1856 wollte er große Investitionen in Höhe von 130.000 Gulden vornehmen und verlangte von der Bürgerspitalswirtschaftskommission einen Zuschuss von 80.000 Gulden. Widrigenfalls drohte er, St. Marx zu verlassen, weil ihm die Gebäude, die ihm zur Verfügung standen, schon zu klein geworden klein waren. Die Kommission hielt es für das Beste, das Objekt an ihn, der sich bis dahin nicht einmal alle notwendigen Reparaturen bezahlen hatte lassen, zu verkaufen. Sie berechnete unter Zugrundelegung der durchschnittlichen Jahreserträgnisse aller jener Objekte, die Adolf Ignaz neben dem Brauhaus noch zu erwerben beabsichtigte, einen Kapitalwert von 275.000 Gulden. Beide Teile waren überzeugt, ein sehr gutes Geschäft zu machen. So kam der Kaufvertrag zwischen Adolf Ignaz Mautner, k. k. Landes-Fabrikanten und bisherigem Pächter des Bürgerspitalbrauhauses an der St. Marxer Linie in der Wiener Vorstadt Landstraße und der Bürgerwirtschaftskommission in Vertretung des Bürgerspitalfonds am 1. Oktober 1857 zustande. Er erhielt das Bräuhaus mit Braugerechtigkeit, das Wirtshaus mit Schankgerechtigkeit, das Backhaus mit Backgerechtigkeit, die Schmiede, das Versorgungshaus, die Gärten und Äcker und begann sofort mit umfangreichen Um- und Ausbauarbeiten. Gleichzeitig baute er eine Nutzwasserleitung von der Donau in die Brauerei, die eine der größten des damaligen Wiens war.
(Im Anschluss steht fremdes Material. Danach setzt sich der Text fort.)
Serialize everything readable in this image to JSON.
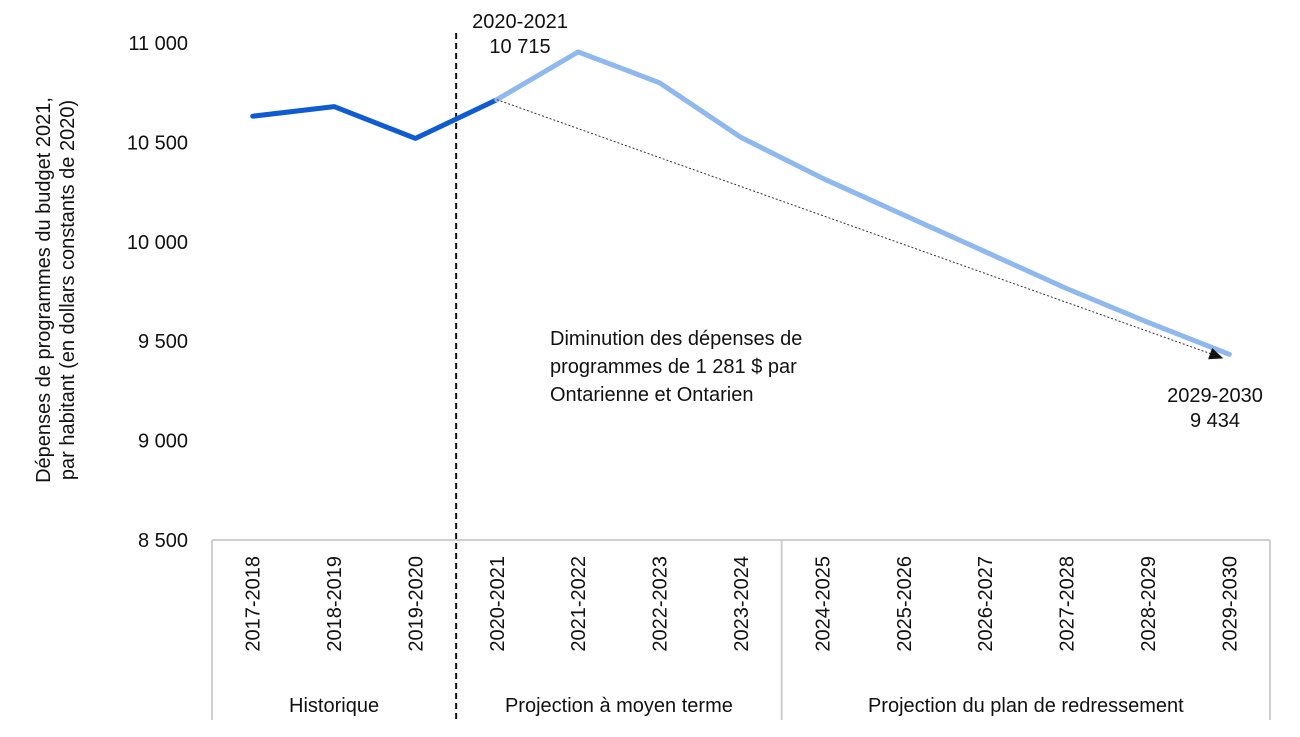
{
  "chart_data": {
    "type": "line",
    "title": "",
    "xlabel": "",
    "ylabel": [
      "Dépenses de programmes du budget 2021,",
      "par habitant (en dollars constants de 2020)"
    ],
    "ylim": [
      8500,
      11000
    ],
    "yticks": [
      11000,
      10500,
      10000,
      9500,
      9000,
      8500
    ],
    "ytick_labels": [
      "11 000",
      "10 500",
      "10 000",
      "9 500",
      "9 000",
      "8 500"
    ],
    "categories": [
      "2017-2018",
      "2018-2019",
      "2019-2020",
      "2020-2021",
      "2021-2022",
      "2022-2023",
      "2023-2024",
      "2024-2025",
      "2025-2026",
      "2026-2027",
      "2027-2028",
      "2028-2029",
      "2029-2030"
    ],
    "series": [
      {
        "values": [
          10632,
          10680,
          10520,
          10715,
          null,
          null,
          null,
          null,
          null,
          null,
          null,
          null,
          null
        ],
        "color": "#0f5bd1"
      },
      {
        "values": [
          null,
          null,
          null,
          10715,
          10955,
          10800,
          10525,
          10320,
          10135,
          9950,
          9765,
          9595,
          9434
        ],
        "color": "#8fb8ef"
      }
    ],
    "groups": [
      {
        "label": "Historique",
        "from": 0,
        "to": 2
      },
      {
        "label": "Projection à moyen terme",
        "from": 3,
        "to": 6
      },
      {
        "label": "Projection du plan de redressement",
        "from": 7,
        "to": 12
      }
    ],
    "annotations": {
      "start_label": [
        "2020-2021",
        "10 715"
      ],
      "end_label": [
        "2029-2030",
        "9 434"
      ],
      "message": [
        "Diminution des dépenses de",
        "programmes de 1 281 $ par",
        "Ontarienne et Ontarien"
      ]
    },
    "grid": false,
    "legend": "none"
  }
}
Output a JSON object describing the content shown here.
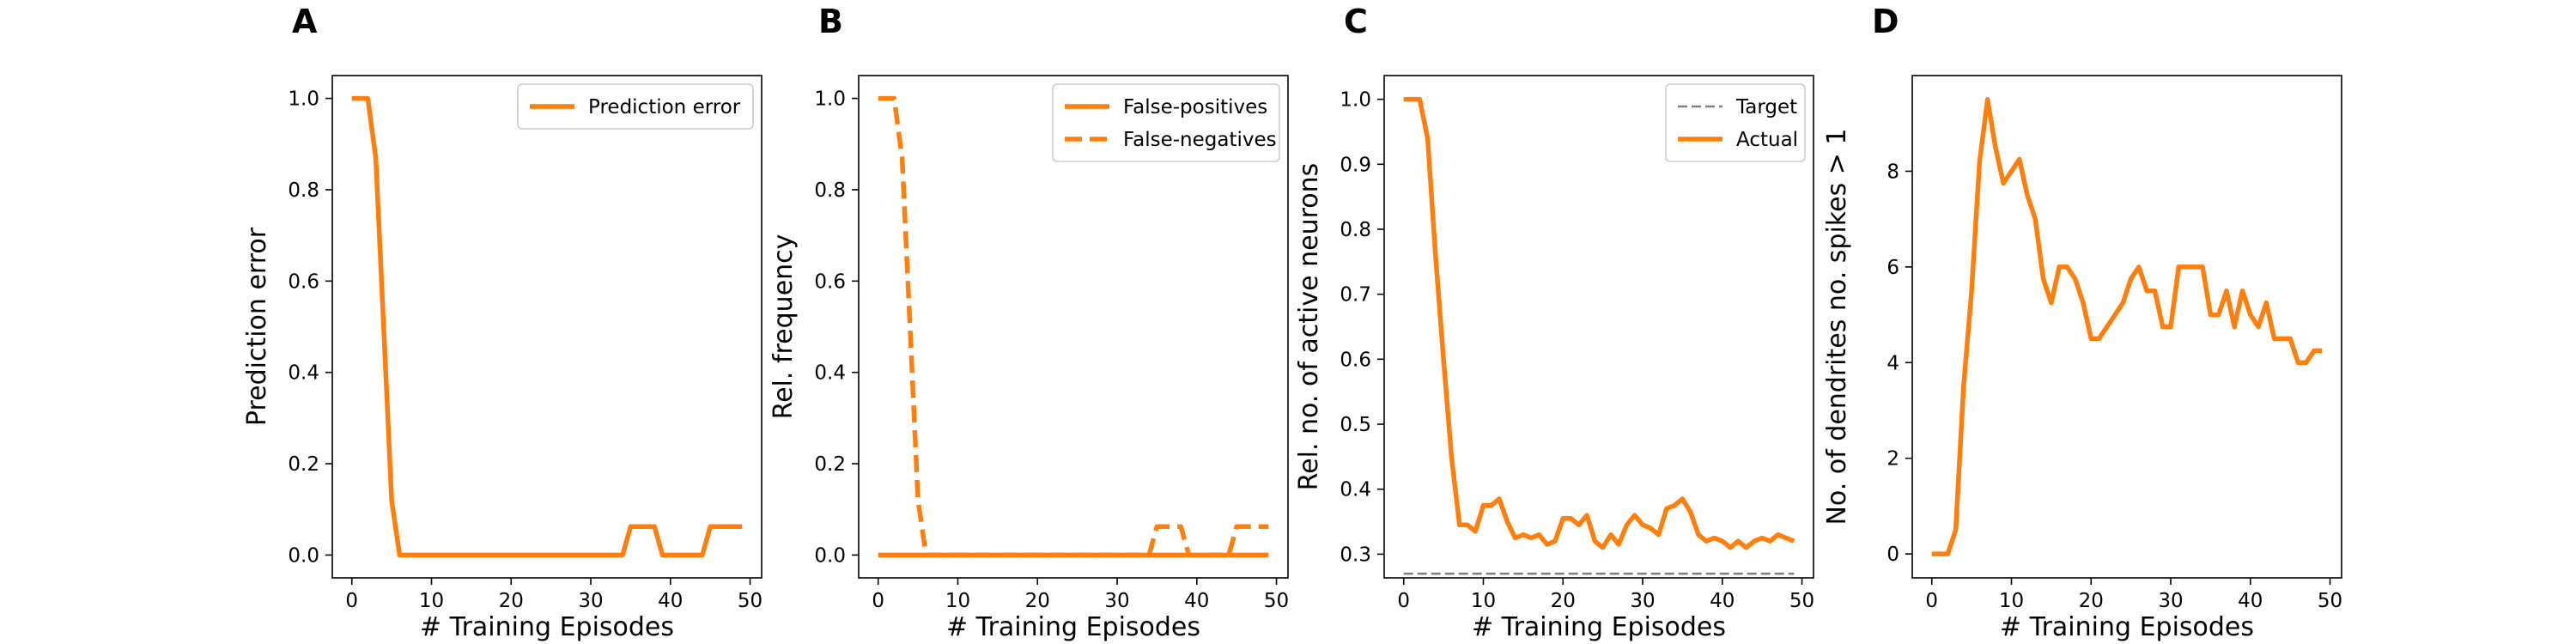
{
  "panels": [
    {
      "letter": "A",
      "chart_data": {
        "type": "line",
        "xlabel": "# Training Episodes",
        "ylabel": "Prediction error",
        "xlim": [
          -2.45,
          51.45
        ],
        "ylim": [
          -0.05,
          1.05
        ],
        "xticks": [
          0,
          10,
          20,
          30,
          40,
          50
        ],
        "yticks": [
          0.0,
          0.2,
          0.4,
          0.6,
          0.8,
          1.0
        ],
        "ytick_decimals": 1,
        "legend": {
          "placement": "top-right"
        },
        "series": [
          {
            "name": "Prediction error",
            "color": "#ff7f0e",
            "dash": "solid",
            "x": [
              0,
              1,
              2,
              3,
              4,
              5,
              6,
              7,
              8,
              9,
              10,
              11,
              12,
              13,
              14,
              15,
              16,
              17,
              18,
              19,
              20,
              21,
              22,
              23,
              24,
              25,
              26,
              27,
              28,
              29,
              30,
              31,
              32,
              33,
              34,
              35,
              36,
              37,
              38,
              39,
              40,
              41,
              42,
              43,
              44,
              45,
              46,
              47,
              48,
              49
            ],
            "y": [
              1,
              1,
              1,
              0.87,
              0.5,
              0.12,
              0,
              0,
              0,
              0,
              0,
              0,
              0,
              0,
              0,
              0,
              0,
              0,
              0,
              0,
              0,
              0,
              0,
              0,
              0,
              0,
              0,
              0,
              0,
              0,
              0,
              0,
              0,
              0,
              0,
              0.0625,
              0.0625,
              0.0625,
              0.0625,
              0,
              0,
              0,
              0,
              0,
              0,
              0.0625,
              0.0625,
              0.0625,
              0.0625,
              0.0625
            ]
          }
        ]
      }
    },
    {
      "letter": "B",
      "chart_data": {
        "type": "line",
        "xlabel": "# Training Episodes",
        "ylabel": "Rel. frequency",
        "xlim": [
          -2.45,
          51.45
        ],
        "ylim": [
          -0.05,
          1.05
        ],
        "xticks": [
          0,
          10,
          20,
          30,
          40,
          50
        ],
        "yticks": [
          0.0,
          0.2,
          0.4,
          0.6,
          0.8,
          1.0
        ],
        "ytick_decimals": 1,
        "legend": {
          "placement": "top-right"
        },
        "series": [
          {
            "name": "False-positives",
            "color": "#ff7f0e",
            "dash": "solid",
            "x": [
              0,
              49
            ],
            "y": [
              0,
              0
            ]
          },
          {
            "name": "False-negatives",
            "color": "#ff7f0e",
            "dash": "dashed",
            "x": [
              0,
              1,
              2,
              3,
              4,
              5,
              6,
              7,
              8,
              9,
              10,
              11,
              12,
              13,
              14,
              15,
              16,
              17,
              18,
              19,
              20,
              21,
              22,
              23,
              24,
              25,
              26,
              27,
              28,
              29,
              30,
              31,
              32,
              33,
              34,
              35,
              36,
              37,
              38,
              39,
              40,
              41,
              42,
              43,
              44,
              45,
              46,
              47,
              48,
              49
            ],
            "y": [
              1,
              1,
              1,
              0.87,
              0.5,
              0.12,
              0,
              0,
              0,
              0,
              0,
              0,
              0,
              0,
              0,
              0,
              0,
              0,
              0,
              0,
              0,
              0,
              0,
              0,
              0,
              0,
              0,
              0,
              0,
              0,
              0,
              0,
              0,
              0,
              0,
              0.0625,
              0.0625,
              0.0625,
              0.0625,
              0,
              0,
              0,
              0,
              0,
              0,
              0.0625,
              0.0625,
              0.0625,
              0.0625,
              0.0625
            ]
          }
        ]
      }
    },
    {
      "letter": "C",
      "chart_data": {
        "type": "line",
        "xlabel": "# Training Episodes",
        "ylabel": "Rel. no. of active neurons",
        "xlim": [
          -2.45,
          51.45
        ],
        "ylim": [
          0.2635,
          1.0365
        ],
        "xticks": [
          0,
          10,
          20,
          30,
          40,
          50
        ],
        "yticks": [
          0.3,
          0.4,
          0.5,
          0.6,
          0.7,
          0.8,
          0.9,
          1.0
        ],
        "ytick_decimals": 1,
        "legend": {
          "placement": "top-right"
        },
        "series": [
          {
            "name": "Target",
            "color": "#808080",
            "dash": "dashed",
            "x": [
              0,
              49
            ],
            "y": [
              0.27,
              0.27
            ]
          },
          {
            "name": "Actual",
            "color": "#ff7f0e",
            "dash": "solid",
            "x": [
              0,
              1,
              2,
              3,
              4,
              5,
              6,
              7,
              8,
              9,
              10,
              11,
              12,
              13,
              14,
              15,
              16,
              17,
              18,
              19,
              20,
              21,
              22,
              23,
              24,
              25,
              26,
              27,
              28,
              29,
              30,
              31,
              32,
              33,
              34,
              35,
              36,
              37,
              38,
              39,
              40,
              41,
              42,
              43,
              44,
              45,
              46,
              47,
              48,
              49
            ],
            "y": [
              1,
              1,
              1,
              0.94,
              0.76,
              0.6,
              0.45,
              0.345,
              0.345,
              0.335,
              0.375,
              0.375,
              0.385,
              0.35,
              0.325,
              0.33,
              0.325,
              0.33,
              0.315,
              0.32,
              0.355,
              0.355,
              0.345,
              0.36,
              0.32,
              0.31,
              0.33,
              0.315,
              0.345,
              0.36,
              0.345,
              0.34,
              0.33,
              0.37,
              0.375,
              0.385,
              0.365,
              0.33,
              0.32,
              0.325,
              0.32,
              0.31,
              0.32,
              0.31,
              0.32,
              0.325,
              0.32,
              0.33,
              0.325,
              0.32
            ]
          }
        ]
      }
    },
    {
      "letter": "D",
      "chart_data": {
        "type": "line",
        "xlabel": "# Training Episodes",
        "ylabel": "No. of dendrites no. spikes > 1",
        "xlim": [
          -2.45,
          51.45
        ],
        "ylim": [
          -0.5,
          10
        ],
        "xticks": [
          0,
          10,
          20,
          30,
          40,
          50
        ],
        "yticks": [
          0,
          2,
          4,
          6,
          8
        ],
        "ytick_decimals": 0,
        "legend": null,
        "series": [
          {
            "color": "#ff7f0e",
            "dash": "solid",
            "x": [
              0,
              1,
              2,
              3,
              4,
              5,
              6,
              7,
              8,
              9,
              10,
              11,
              12,
              13,
              14,
              15,
              16,
              17,
              18,
              19,
              20,
              21,
              22,
              23,
              24,
              25,
              26,
              27,
              28,
              29,
              30,
              31,
              32,
              33,
              34,
              35,
              36,
              37,
              38,
              39,
              40,
              41,
              42,
              43,
              44,
              45,
              46,
              47,
              48,
              49
            ],
            "y": [
              0,
              0,
              0,
              0.5,
              3.5,
              5.5,
              8.2,
              9.5,
              8.5,
              7.75,
              8,
              8.25,
              7.5,
              7,
              5.75,
              5.25,
              6,
              6,
              5.75,
              5.25,
              4.5,
              4.5,
              4.75,
              5,
              5.25,
              5.75,
              6,
              5.5,
              5.5,
              4.75,
              4.75,
              6,
              6,
              6,
              6,
              5,
              5,
              5.5,
              4.75,
              5.5,
              5,
              4.75,
              5.25,
              4.5,
              4.5,
              4.5,
              4,
              4,
              4.25,
              4.25
            ]
          }
        ]
      }
    }
  ]
}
Auch alle Räume des Versorgungshauses wurden von Adolf Ignaz adaptierte. Als dann die Insassen des Altenheims in das neue Versorgungshaus in der Währinger Straße übersiedelt wurden, war er endgültig Herr im gesamten Gebäudekomplex. Dieser wurde von der Landstraßer Hauptstraße, dem Rennweg und der Viehmarktgasse begrenzt, wozu noch Lagerkeller in der Schlachthausgasse 39 – 41 und an der Ecke zur Paulusgasse gehörten. Die Brauerei unterschied sich trotzdem von den anderen Wiener Brauereien, weil sie nicht als solche gebaut, sondern erst langsam für industrielle Zwecke adaptiert worden war. Dabei wurde neben dem gesamten Baumbestand auch die gotische Markuskapelle, die aber bereits seit 1784 entweiht war, zerstört. An der Stelle der Kapelle wurde das neue Verwaltungsgebäude errichtet, die ehemalige Gruft wurde stark erweitert und zum „Hausbierkeller“ umgebaut. Die Kapelle wurde einige Jahrzehnte später in sehr ähnlicher Form einige hundert Meter entfernt wieder im Mautner´schen Kinderspital (Elisabeth-Kapelle) aufgebaut. Der alte Spitalsgarten diente als Stallung, Zimmermanns- und Tischlerwerkstätten, die Hausböden des alten Pfründnerhauses als Malztennen und Malzdörren und um Raum zu gewinnen, wurden mehrere Häuser niedergerissen.
Das Geld für den Kauf und Ausbau der Gebäude stammte zu einem großen Teil nicht aus der Bierproduktion, sondern aus der Hefeerzeugung.